The challenge for military professionals is therefore to avoid the trap of the hubris of Schlieffen and the German general staff, of asserting the supremacy of their expertise and “military necessity” over policy decisions. Alanbrooke was fortunate in that Churchill, for all his argumentative nature, was willing to be persuaded. Civilian leadership is under no obligation to yield to even the most fervent appeals of military experts. Military professionals must chart a course between the Scylla of being ignored and Charybdis of depriving policy of its necessary place of primacy.

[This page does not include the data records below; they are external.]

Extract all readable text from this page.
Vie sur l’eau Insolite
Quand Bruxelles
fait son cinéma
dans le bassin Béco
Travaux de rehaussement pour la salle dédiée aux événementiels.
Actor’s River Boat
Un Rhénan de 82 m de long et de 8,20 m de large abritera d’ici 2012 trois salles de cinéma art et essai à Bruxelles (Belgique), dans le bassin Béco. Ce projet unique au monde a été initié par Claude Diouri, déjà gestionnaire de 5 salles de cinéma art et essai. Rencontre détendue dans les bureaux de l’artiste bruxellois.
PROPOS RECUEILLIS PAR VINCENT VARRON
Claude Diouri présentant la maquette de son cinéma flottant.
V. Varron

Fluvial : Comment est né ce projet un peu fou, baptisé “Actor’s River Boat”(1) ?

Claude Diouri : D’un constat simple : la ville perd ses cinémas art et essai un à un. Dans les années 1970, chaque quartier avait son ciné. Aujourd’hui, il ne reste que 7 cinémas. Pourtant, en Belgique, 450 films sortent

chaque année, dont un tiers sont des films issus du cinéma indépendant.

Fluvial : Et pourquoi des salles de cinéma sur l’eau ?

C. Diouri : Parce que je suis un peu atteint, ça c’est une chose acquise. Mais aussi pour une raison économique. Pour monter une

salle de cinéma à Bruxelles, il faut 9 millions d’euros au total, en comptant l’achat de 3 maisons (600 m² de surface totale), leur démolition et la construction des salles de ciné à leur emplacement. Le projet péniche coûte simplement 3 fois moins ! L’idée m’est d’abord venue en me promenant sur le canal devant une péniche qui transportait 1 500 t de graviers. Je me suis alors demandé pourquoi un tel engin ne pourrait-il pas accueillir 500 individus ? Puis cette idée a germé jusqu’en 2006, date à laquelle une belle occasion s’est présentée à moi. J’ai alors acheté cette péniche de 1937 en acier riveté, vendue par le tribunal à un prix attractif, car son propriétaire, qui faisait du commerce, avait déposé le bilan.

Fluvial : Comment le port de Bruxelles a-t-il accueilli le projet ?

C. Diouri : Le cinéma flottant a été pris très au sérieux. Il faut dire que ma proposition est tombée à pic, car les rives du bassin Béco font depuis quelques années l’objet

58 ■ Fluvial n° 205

https://foreignpolicy.com/2017/08/30/churchill-had-his-faults-but-he-was-a-far-better-strategist-than-his-generals-were-2/
Really interesting read, I think this is the current problem particularly in American Civil-Military relations is that military officers presume that if civilians simply adhere to their perspective or advice they’ll get the results civilians want but often don’t because that advice is never considered in conjunction with the politics (both domestic and international) that drives that decision making
A very good article. Particularly, discussing Alanbrooke whose deft management not only of Churchill but also of various allied Chiefs and politicians is often-overlooked. The statement that "the effectiveness of senior leadership is contingent on the ability to establish a positive working relationship" is absolutely true and Alanbrooke was very good at managing all relationships. The civil-military interface is a difficult and opaque relationship; and a natural human reaction too uncertainty is to try and enforce structure and clarity as you describe in Germany. The most interesting unanswered question for me relates to the relationship between service and political 'cultures.' Both Alanbrooke and Marshall (his US contemporary) were adept at managing internal service politics and their political relationships. Is there a 'key ingredient' that produces senior officers like this?